Movement – Detroit Electronic Music Festival

Movement – Detroit Electronic Music Festival:
Mehr Informationen unter: www.demf.com
Movement Festival – Oldschool meets Nextschool

Bereits seit 1999 findet das Detroit Electronic Music Festival am Memorial Day Weekend statt. In diesem Jahr wird vom 26. bis 28. Mai getanzt. Der Memorial Day ist ein US-amerikanischer Feiertag, der zu Ehren der im Krieg für das Vaterland Gefallenen begangen wird. Gleichzeitig markiert dieser Tag auch den Beginn der Sommersaison.

Ende der 90er Jahre war es Carl Craig, der die Idee dazu hatte, in der amerikanischen Technohauptstadt ein elektronisches Musikfestival zu realisieren. Es war damals das erste Mal, dass dort elektronische Musik aus Detroit in einem größeren öffentlichen Rahmen stattfand. Nach über einem Jahrzehnt Rückbestätigung aus Europa war man endlich zuhause angekommen. Craig scheiterte allerdings an der Aufgabe, musikalische Ideologie mit wirtschaftlichen Interessen zu vereinen. Das Erbe Craigs trat Derrick May an, der neben Juan Atkins, Richard Davis und Kevin Saunderson als einer der ersten Techno-DJ’s überhaupt gilt. May’s Ära war geplagt von marodierenden Wirtschaftzweigen, Verfall und Verslummung der einst so blühen Autostadt. Rahmenbedingungen waren gegeben, die es fast unmöglich machten, um ausreichend Sponsorengeld zu akquirieren.
 
 
 
Nach einigen Machtkämpfen in der Organisation, beschloss die Detroiter Künstler-Riege an einem Strang zu ziehen, um mit Hilfe von Musik einen Triumph über die unmenschlichen Verhältnisse zu schaffen. Das Vorhaben gelang. Nachdem bereits im vergangenen Jahr eine erfolgreiche Allianz mit Chrysler Jeep Superstores und Motor City Dodge umgesetzt worden war, entschlossen sich die beiden Firmen auch für dieses Jahr, den Organisatoren des Festivals als Hauptsponsoren zur Seite zu stehen.

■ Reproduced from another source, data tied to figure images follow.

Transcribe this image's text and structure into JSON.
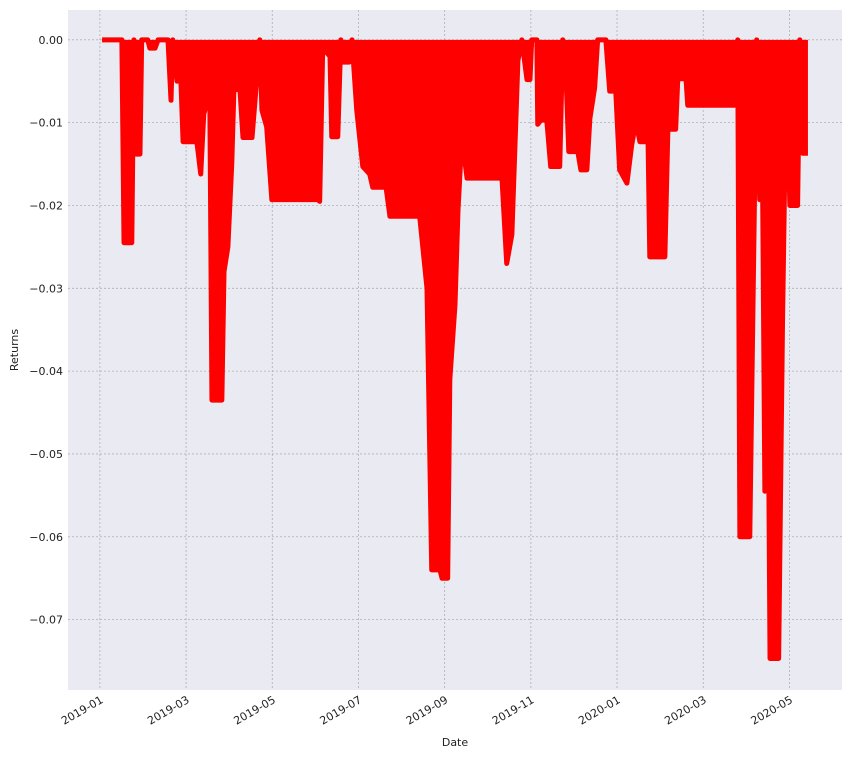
{
  "chart_data": {
    "type": "area",
    "x_label": "Date",
    "y_label": "Returns",
    "color": "#ff0000",
    "grid": true,
    "xlim": [
      -0.74,
      17.22
    ],
    "xticks": [
      {
        "value": 0,
        "label": "2019-01"
      },
      {
        "value": 2,
        "label": "2019-03"
      },
      {
        "value": 4,
        "label": "2019-05"
      },
      {
        "value": 6,
        "label": "2019-07"
      },
      {
        "value": 8,
        "label": "2019-09"
      },
      {
        "value": 10,
        "label": "2019-11"
      },
      {
        "value": 12,
        "label": "2020-01"
      },
      {
        "value": 14,
        "label": "2020-03"
      },
      {
        "value": 16,
        "label": "2020-05"
      }
    ],
    "ylim": [
      -0.0785,
      0.0036
    ],
    "yticks": [
      {
        "value": 0,
        "label": "0.00"
      },
      {
        "value": -0.01,
        "label": "−0.01"
      },
      {
        "value": -0.02,
        "label": "−0.02"
      },
      {
        "value": -0.03,
        "label": "−0.03"
      },
      {
        "value": -0.04,
        "label": "−0.04"
      },
      {
        "value": -0.05,
        "label": "−0.05"
      },
      {
        "value": -0.06,
        "label": "−0.06"
      },
      {
        "value": -0.07,
        "label": "−0.07"
      }
    ],
    "x": [
      0.05,
      0.51,
      0.56,
      0.74,
      0.79,
      0.84,
      0.93,
      0.97,
      1.11,
      1.16,
      1.28,
      1.35,
      1.58,
      1.65,
      1.69,
      1.79,
      1.86,
      1.93,
      2.25,
      2.34,
      2.41,
      2.51,
      2.55,
      2.6,
      2.83,
      2.88,
      2.97,
      3.06,
      3.11,
      3.25,
      3.32,
      3.53,
      3.62,
      3.71,
      3.76,
      3.87,
      3.99,
      5.06,
      5.1,
      5.17,
      5.34,
      5.38,
      5.52,
      5.59,
      5.64,
      5.78,
      5.85,
      5.96,
      6.1,
      6.26,
      6.33,
      6.64,
      6.73,
      7.42,
      7.59,
      7.7,
      7.89,
      7.94,
      8.07,
      8.12,
      8.24,
      8.31,
      8.4,
      8.52,
      9.33,
      9.44,
      9.56,
      9.7,
      9.79,
      9.91,
      9.98,
      10.02,
      10.14,
      10.16,
      10.23,
      10.37,
      10.46,
      10.67,
      10.74,
      10.81,
      10.88,
      11.09,
      11.16,
      11.3,
      11.37,
      11.48,
      11.55,
      11.74,
      11.83,
      11.97,
      12.06,
      12.23,
      12.34,
      12.44,
      12.53,
      12.72,
      12.76,
      13.11,
      13.18,
      13.36,
      13.41,
      13.6,
      13.64,
      14.73,
      14.8,
      14.85,
      15.08,
      15.2,
      15.24,
      15.31,
      15.38,
      15.43,
      15.48,
      15.55,
      15.75,
      15.84,
      15.93,
      16.01,
      16.19,
      16.24,
      16.31,
      16.43
    ],
    "values": [
      0,
      0,
      -0.0245,
      -0.0245,
      0,
      -0.0138,
      -0.0138,
      0,
      0,
      -0.001,
      -0.001,
      0,
      0,
      -0.0073,
      0,
      -0.005,
      -0.002,
      -0.0123,
      -0.0123,
      -0.0162,
      -0.009,
      -0.007,
      -0.0065,
      -0.0435,
      -0.0435,
      -0.028,
      -0.025,
      -0.015,
      -0.006,
      -0.006,
      -0.0118,
      -0.0118,
      -0.006,
      0,
      -0.0085,
      -0.0105,
      -0.0193,
      -0.0193,
      -0.0195,
      -0.001,
      -0.002,
      -0.0117,
      -0.0117,
      0,
      -0.0027,
      -0.0027,
      0,
      -0.0085,
      -0.0153,
      -0.0162,
      -0.0178,
      -0.0178,
      -0.0213,
      -0.0213,
      -0.03,
      -0.064,
      -0.064,
      -0.065,
      -0.065,
      -0.041,
      -0.032,
      -0.0205,
      -0.0118,
      -0.0167,
      -0.0167,
      -0.027,
      -0.0235,
      -0.0025,
      0,
      -0.0048,
      -0.0048,
      0,
      0,
      -0.0102,
      -0.0097,
      -0.0097,
      -0.0153,
      -0.0153,
      0,
      -0.0035,
      -0.0135,
      -0.0135,
      -0.0157,
      -0.0157,
      -0.0095,
      -0.0058,
      0,
      0,
      -0.0062,
      -0.0062,
      -0.0157,
      -0.0173,
      -0.0127,
      -0.0098,
      -0.0123,
      -0.0123,
      -0.0262,
      -0.0262,
      -0.0108,
      -0.0108,
      -0.0047,
      -0.0047,
      -0.0079,
      -0.0079,
      0,
      -0.06,
      -0.06,
      -0.015,
      0,
      -0.0193,
      -0.0193,
      -0.0545,
      -0.02,
      -0.0747,
      -0.0747,
      -0.034,
      -0.0025,
      -0.02,
      -0.02,
      0,
      -0.0137,
      -0.0137
    ]
  }
}
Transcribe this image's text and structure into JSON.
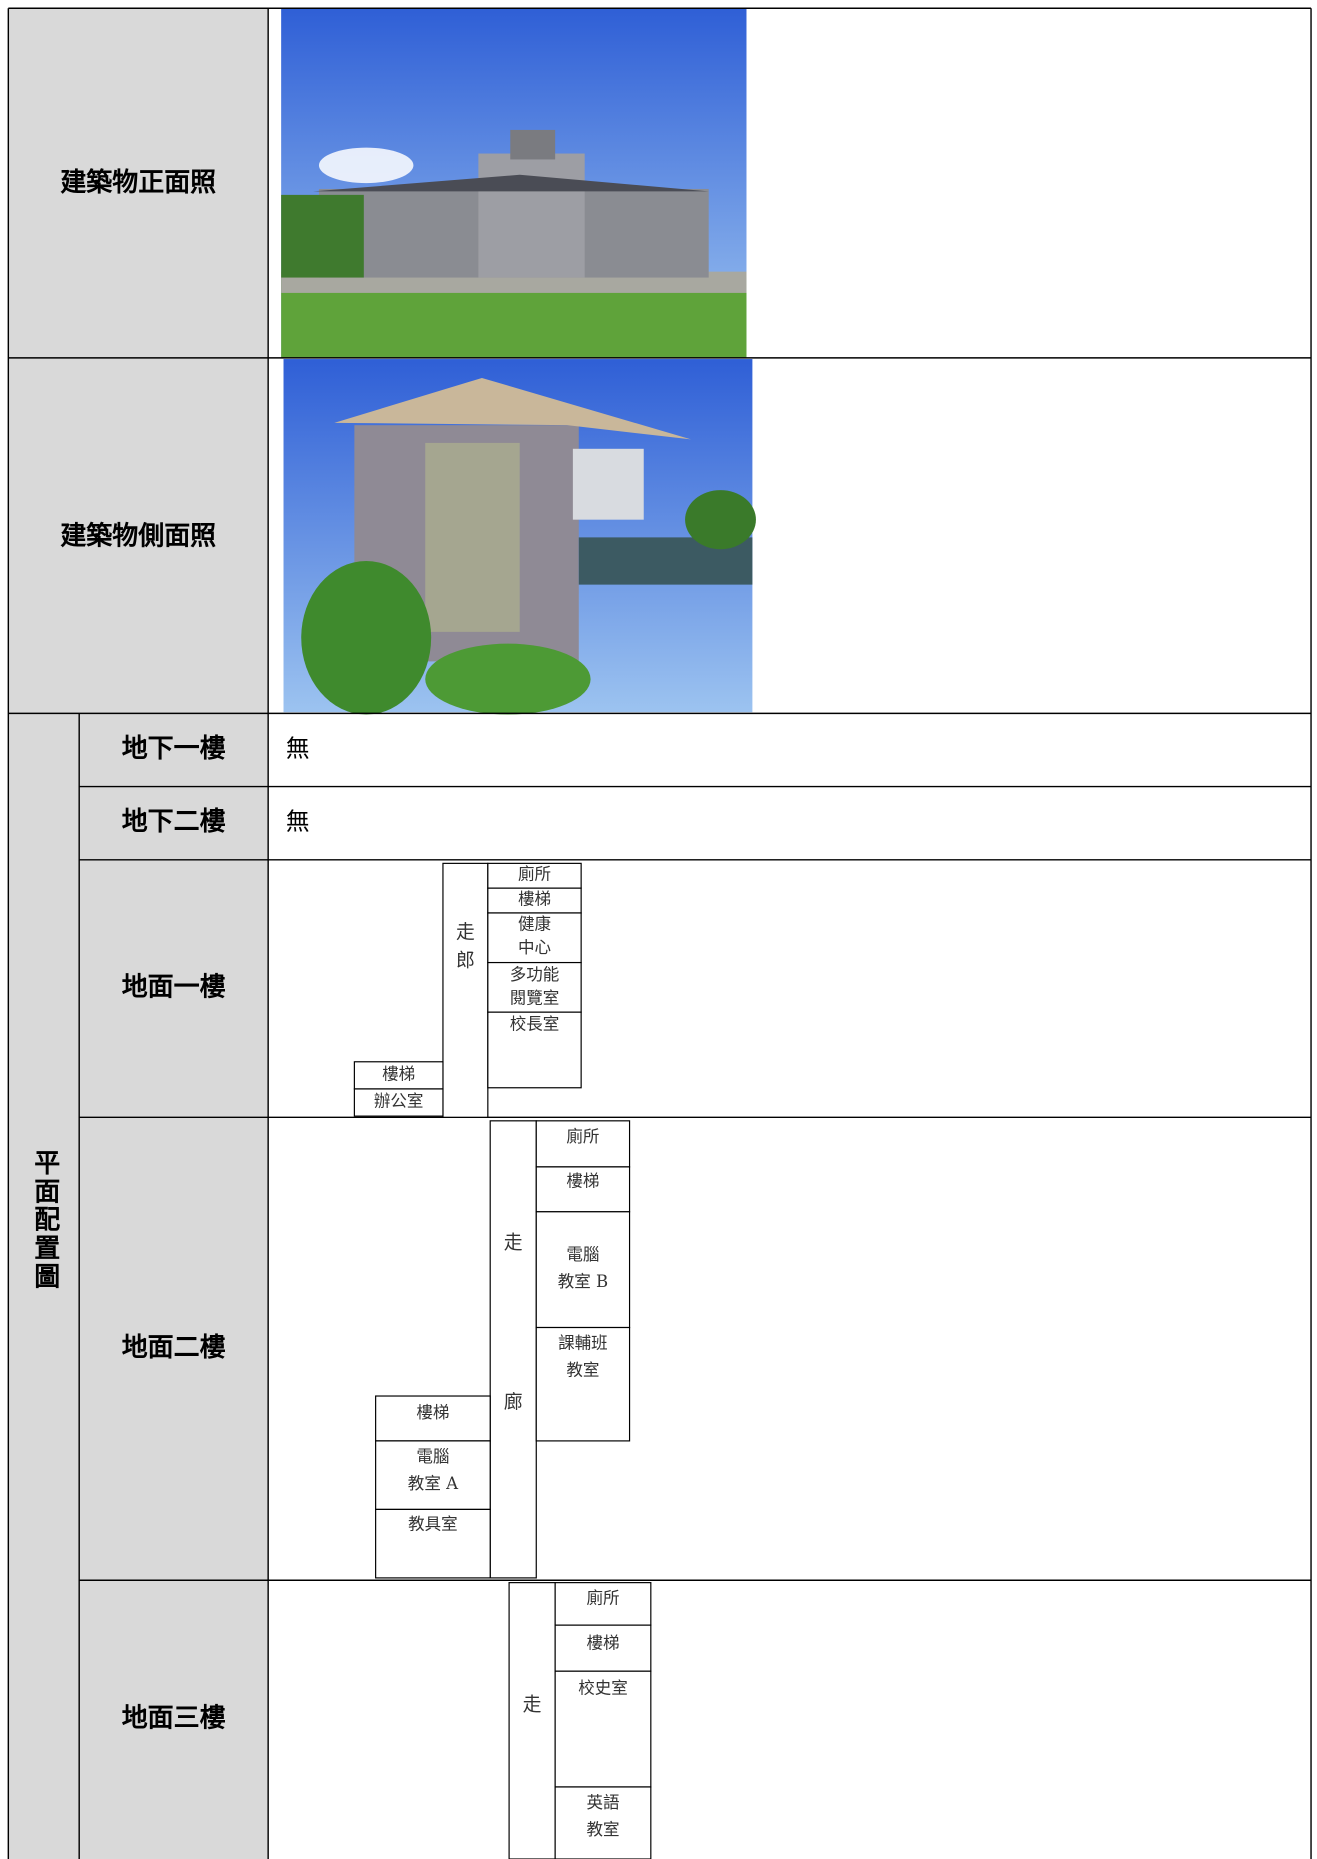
{
  "rows": [
    {
      "label": "建築物正面照"
    },
    {
      "label": "建築物側面照"
    }
  ],
  "floor_plan": {
    "label": "平面配置圖",
    "floors": [
      {
        "name": "地下一樓",
        "content": "無"
      },
      {
        "name": "地下二樓",
        "content": "無"
      },
      {
        "name": "地面一樓",
        "corridor": [
          "走",
          "郎"
        ],
        "rooms": [
          [
            "廁所"
          ],
          [
            "樓梯"
          ],
          [
            "健康",
            "中心"
          ],
          [
            "多功能",
            "閱覽室"
          ],
          [
            "校長室"
          ],
          [
            "樓梯"
          ],
          [
            "辦公室"
          ]
        ]
      },
      {
        "name": "地面二樓",
        "corridor": [
          "走",
          "廊"
        ],
        "rooms": [
          [
            "廁所"
          ],
          [
            "樓梯"
          ],
          [
            "電腦",
            "教室 B"
          ],
          [
            "課輔班",
            "教室"
          ],
          [
            "樓梯"
          ],
          [
            "電腦",
            "教室 A"
          ],
          [
            "教具室"
          ]
        ]
      },
      {
        "name": "地面三樓",
        "corridor": [
          "走"
        ],
        "rooms": [
          [
            "廁所"
          ],
          [
            "樓梯"
          ],
          [
            "校史室"
          ],
          [
            "英語",
            "教室"
          ]
        ]
      }
    ]
  }
}
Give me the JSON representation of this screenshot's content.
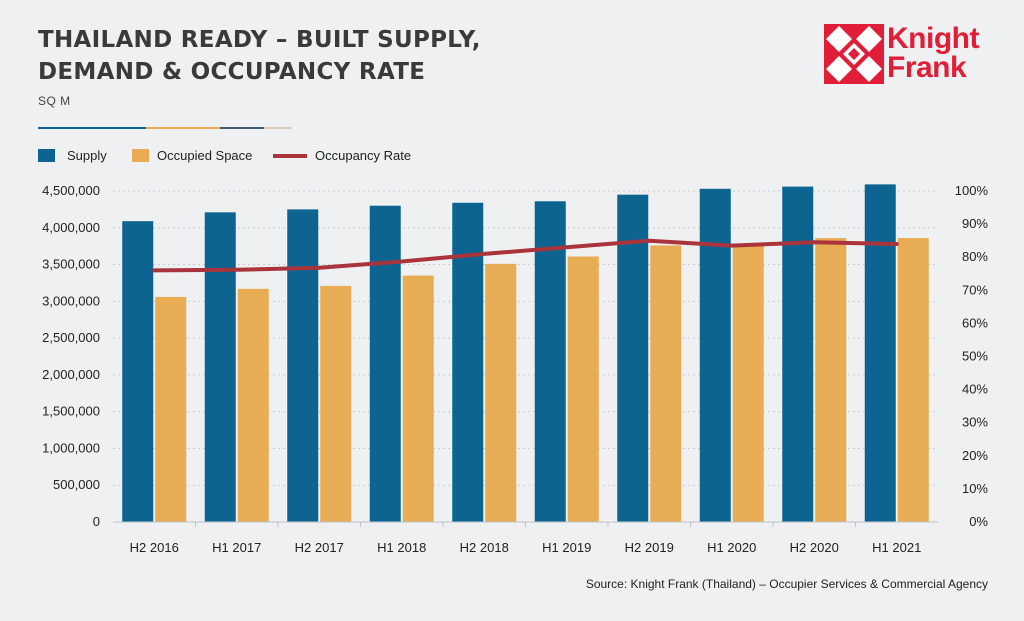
{
  "header": {
    "title_line1": "THAILAND READY – BUILT SUPPLY,",
    "title_line2": "DEMAND & OCCUPANCY RATE",
    "unit": "SQ M"
  },
  "logo": {
    "line1": "Knight",
    "line2": "Frank",
    "color": "#e01e37"
  },
  "legend": {
    "supply": "Supply",
    "occupied": "Occupied Space",
    "rate": "Occupancy Rate"
  },
  "colors": {
    "supply": "#0d6491",
    "occupied": "#e8ac55",
    "rate": "#a9343c"
  },
  "chart_data": {
    "type": "bar",
    "categories": [
      "H2 2016",
      "H1 2017",
      "H2 2017",
      "H1 2018",
      "H2 2018",
      "H1 2019",
      "H2 2019",
      "H1 2020",
      "H2 2020",
      "H1 2021"
    ],
    "series": [
      {
        "name": "Supply",
        "type": "bar",
        "axis": "left",
        "values": [
          4090000,
          4210000,
          4250000,
          4300000,
          4340000,
          4360000,
          4450000,
          4530000,
          4560000,
          4590000
        ]
      },
      {
        "name": "Occupied Space",
        "type": "bar",
        "axis": "left",
        "values": [
          3060000,
          3170000,
          3210000,
          3350000,
          3510000,
          3610000,
          3760000,
          3780000,
          3860000,
          3860000
        ]
      },
      {
        "name": "Occupancy Rate",
        "type": "line",
        "axis": "right",
        "values": [
          0.76,
          0.762,
          0.768,
          0.787,
          0.81,
          0.83,
          0.85,
          0.835,
          0.845,
          0.84
        ]
      }
    ],
    "ylim": [
      0,
      4500000
    ],
    "y_ticks": [
      "0",
      "500,000",
      "1,000,000",
      "1,500,000",
      "2,000,000",
      "2,500,000",
      "3,000,000",
      "3,500,000",
      "4,000,000",
      "4,500,000"
    ],
    "y2lim": [
      0,
      1.0
    ],
    "y2_ticks": [
      "0%",
      "10%",
      "20%",
      "30%",
      "40%",
      "50%",
      "60%",
      "70%",
      "80%",
      "90%",
      "100%"
    ],
    "grid": true,
    "legend_position": "top-left"
  },
  "source": "Source: Knight Frank (Thailand) – Occupier Services & Commercial Agency"
}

In Detroit hat man eingesehen, dass es Abseits der dominierenden Vormachtstellung des HipHop in Amerika auch andere Spielarten von Musik gibt, die ihren Charme und ihre Vielseitigkeit um die Welt transportieren. Techno! Diese geprügelte und immer wieder missverstandene Seelenmusik zieht Ende Mai wieder über eine halbe Millionen Menschen auf den Hart Plaza im Zentrum der Stadt. Eine Künstler-Mischung dieser Art, wird es auf der Welt kein zweites Mal geben. Da lohnt sich auch ein Ausflug über den großen Teich. Tickets sind für 20 Dollar (ein Tag) und 40 Dollar (weekend-pass) zu haben. Die Protagonisten in diesem Jahr lauten:

3 Chairs feat. Rick Wilhite, Theo Parish & Malik Pittman, A Guy Called Gerald, Abe Duque & Blake Baxter, Alton Miller, Angel Molina, Aux 88, Baby Ford & Zip, Bad Boy Bill, Booka Shade, Brian Gillespie, Brian Sanhaji, Butane, Charles Webster, Christian Smith, Chuck Daniels, Claude VonStroke, D. Diggler, DJ Boogie, DJ Dick, DJ Godfather, DJ Rashad, DJ Seoul, Damian Lazarus, Different World feat. Claude Young & Takasi Nakajima, Digitaline, Gaiser, Gary Martin, Gui Borrato, Guido Schneider, Hardfloor, Heidi, Higher Intelligence Agency, Jeff Greinke, Jeff Mills, John Acquaviva featuring Dan Diamond, Kate Simko, Kevin Saunderson, King Britt, Lee Curtiss, Loco Dice, Losoul, Luciano, MD! featuring Bombscare, Mampi Swift featuring MC IC3, Matt C, Matt Clarke featuring MC Flow, Marco Carola, Mathew Jonson, Matthew Dear, Michael Mayer, Mirko // Lazy Fat People, Misstress Barbara, Model 500 featuring Juan Atkins, Monolake, Moodymann featuring Pitch Black City, Mr. V, Octave One featuring Pandom Noise Generation, Paco Osuna, Pepo Lanzoni, Pole, Rhythm & Sound, Richie Hawtin, Robert Rich, Robin Judge, Ryan Crosson, Ryan Elliott, Sassmouth, Scan 7, Seth Troxler, Steve Bug, Anthony Shake Shakir, Stacey Pullen, Vladislav Delay.